I gruppi ambientalisti dichiarano Jair Bolsonaro, Presidente del Brasile, come uno dei maggiori colpevoli, dato che non persegue un piano di controlli nel paese. Alcune settimane fa, il capo dell’INPE, Instituto Nazional de Pequisa Espacial (Istituto Nazionale di Ricerca Spaziale), è stato licenziato dopo una discussione con Bolsonaro sui dati sulla deforestazione.

C’è una relazione fra deforestazione e incendi

In un’intervista con InfoAmazonia, il ricercatore Alberto Setzer, coordinatore del Burn Monitoring Program di INPE, ha spiegato che nell’anno 2019 si sono accumulati già un totale di incendi simili a quelli del 2016.

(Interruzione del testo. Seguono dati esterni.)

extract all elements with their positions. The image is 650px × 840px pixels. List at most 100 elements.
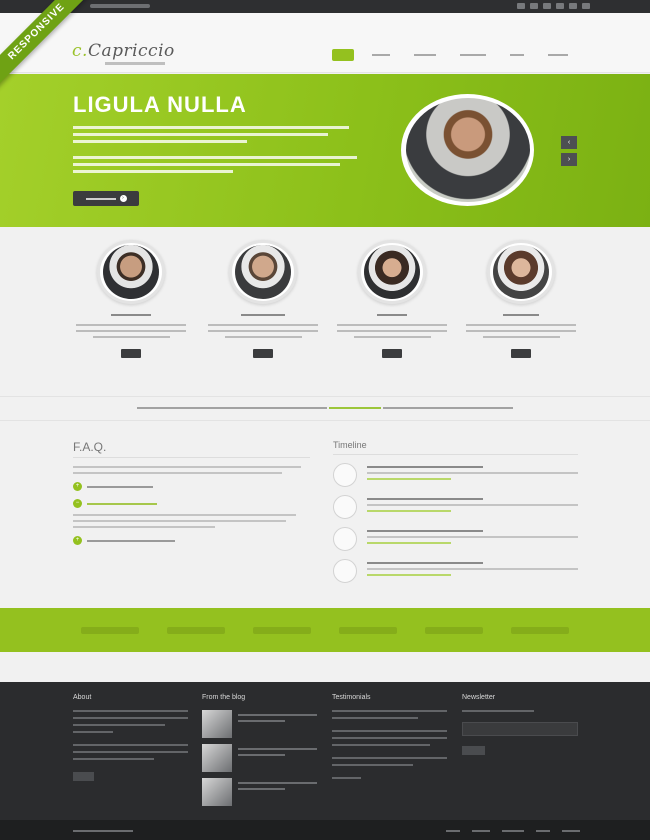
prev-arrow-icon[interactable]: ‹ [561, 136, 577, 149]
social-icon[interactable] [556, 3, 564, 9]
timeline-date [333, 463, 357, 487]
blog-post[interactable] [202, 710, 317, 738]
blog-post[interactable] [202, 744, 317, 772]
partners-band [0, 608, 650, 652]
member-desc [337, 324, 447, 338]
site-footer: About From the blog Testimonials Newslet… [0, 682, 650, 820]
top-bar [0, 0, 650, 13]
next-arrow-icon[interactable]: › [561, 153, 577, 166]
faq-question[interactable]: − [73, 499, 310, 508]
read-more-button[interactable] [121, 349, 141, 358]
partner-logo[interactable] [253, 626, 311, 634]
site-logo[interactable]: c.Capriccio [72, 41, 175, 61]
faq-question[interactable]: + [73, 536, 310, 545]
avatar [97, 240, 165, 304]
social-icon[interactable] [543, 3, 551, 9]
copyright [73, 828, 133, 833]
social-icon[interactable] [582, 3, 590, 9]
read-more-button[interactable] [511, 349, 531, 358]
minus-icon: − [73, 499, 82, 508]
social-icon[interactable] [517, 3, 525, 9]
read-more-button[interactable] [73, 772, 94, 781]
timeline-event [333, 463, 578, 487]
hero-photo [401, 94, 534, 206]
team-member [72, 240, 190, 360]
footer-nav-item[interactable] [562, 828, 580, 833]
faq-question[interactable]: + [73, 482, 310, 491]
read-more-button[interactable] [382, 349, 402, 358]
footer-newsletter: Newsletter [462, 694, 582, 757]
member-desc [208, 324, 318, 338]
nav-item[interactable] [366, 49, 396, 61]
faq-intro [73, 466, 310, 474]
main-nav [332, 49, 574, 61]
footer-newsletter-title: Newsletter [462, 694, 496, 701]
footer-nav-item[interactable] [472, 828, 490, 833]
avatar [229, 240, 297, 304]
tagline-highlight [329, 406, 381, 412]
avatar [487, 240, 555, 304]
partner-logo[interactable] [339, 626, 397, 634]
timeline-event [333, 559, 578, 583]
nav-item-home[interactable] [332, 49, 355, 61]
faq-section: F.A.Q. + − + [73, 440, 310, 551]
footer-nav-item[interactable] [446, 828, 460, 833]
social-icon[interactable] [530, 3, 538, 9]
hero-title: LIGULA NULLA [73, 92, 247, 117]
post-thumbnail [202, 778, 232, 806]
subscribe-button[interactable] [462, 746, 485, 755]
site-header: c.Capriccio [0, 13, 650, 73]
nav-item[interactable] [542, 49, 574, 61]
footer-nav-item[interactable] [502, 828, 524, 833]
timeline-date [333, 559, 357, 583]
footer-about-title: About [73, 694, 92, 701]
post-thumbnail [202, 744, 232, 772]
nav-item[interactable] [454, 49, 492, 61]
plus-icon: + [73, 536, 82, 545]
social-icons [517, 3, 590, 9]
member-name [72, 312, 190, 318]
footer-testimonials-title: Testimonials [332, 694, 371, 701]
timeline-event [333, 495, 578, 519]
logo-text: Capriccio [87, 41, 175, 61]
newsletter-email-input[interactable] [462, 722, 578, 736]
timeline-date [333, 495, 357, 519]
tagline-bar [0, 396, 650, 421]
hero-text [73, 126, 363, 177]
footer-nav-item[interactable] [536, 828, 550, 833]
footer-blog-title: From the blog [202, 694, 246, 701]
faq-title: F.A.Q. [73, 440, 310, 458]
read-more-button[interactable] [253, 349, 273, 358]
timeline-event [333, 527, 578, 551]
team-member [204, 240, 322, 360]
arrow-right-icon: › [119, 195, 127, 202]
partner-logo[interactable] [167, 626, 225, 634]
hero-slider: LIGULA NULLA › ‹ › [0, 74, 650, 227]
footer-about: About [73, 694, 188, 783]
partner-logo[interactable] [81, 626, 139, 634]
footer-nav [446, 828, 580, 833]
plus-icon: + [73, 482, 82, 491]
top-bar-text [90, 4, 150, 8]
member-name [462, 312, 580, 318]
member-desc [466, 324, 576, 338]
member-name [204, 312, 322, 318]
team-section [0, 240, 650, 390]
footer-testimonials: Testimonials [332, 694, 447, 784]
avatar [358, 240, 426, 304]
footer-blog: From the blog [202, 694, 317, 812]
social-icon[interactable] [569, 3, 577, 9]
nav-item[interactable] [504, 49, 530, 61]
timeline-title: Timeline [333, 440, 578, 455]
timeline-date [333, 527, 357, 551]
logo-tagline [105, 62, 165, 65]
blog-post[interactable] [202, 778, 317, 806]
team-member [462, 240, 580, 360]
hero-button[interactable]: › [73, 191, 139, 206]
partner-logo[interactable] [511, 626, 569, 634]
nav-item[interactable] [408, 49, 442, 61]
faq-answer [73, 514, 310, 528]
bottom-bar [0, 820, 650, 840]
partner-logo[interactable] [425, 626, 483, 634]
member-name [333, 312, 451, 318]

“Entro la fine dell’anno 2019 probabilmente corrisponderanno o supereranno la misura di tre anni fa, – ha aggiunto Setzer, – tuttavia, dobbiamo capire che esiste una correlazione tra combustione e deforestazione verificabile solo nel corso degli anni, poiché da sempre si osserva che nei luoghi in cui vi è una maggiore deforestazione c’è anche un numero elevato di incendi”.

Jair Bolsonaro ha tenuto una conferenza stampa in cui ha promesso: “Sto aspettando il prossimo che si inventerà una nuova versione dei fatti. Se sei allarmante, riconoscerò che sei un falso”.

“La cosa più terribile è che il tempo secco dovrebbe raggiungere il suo clou tra agosto e settembre” – ha detto Setzer.  Le previsioni meteorologiche emesse a luglio dall’INPE per i prossimi tre mesi indicano una piovosità idel 40-50%, e quindi inferiore alla norma per la parte centrale e settentrionale dell’Amazzonia.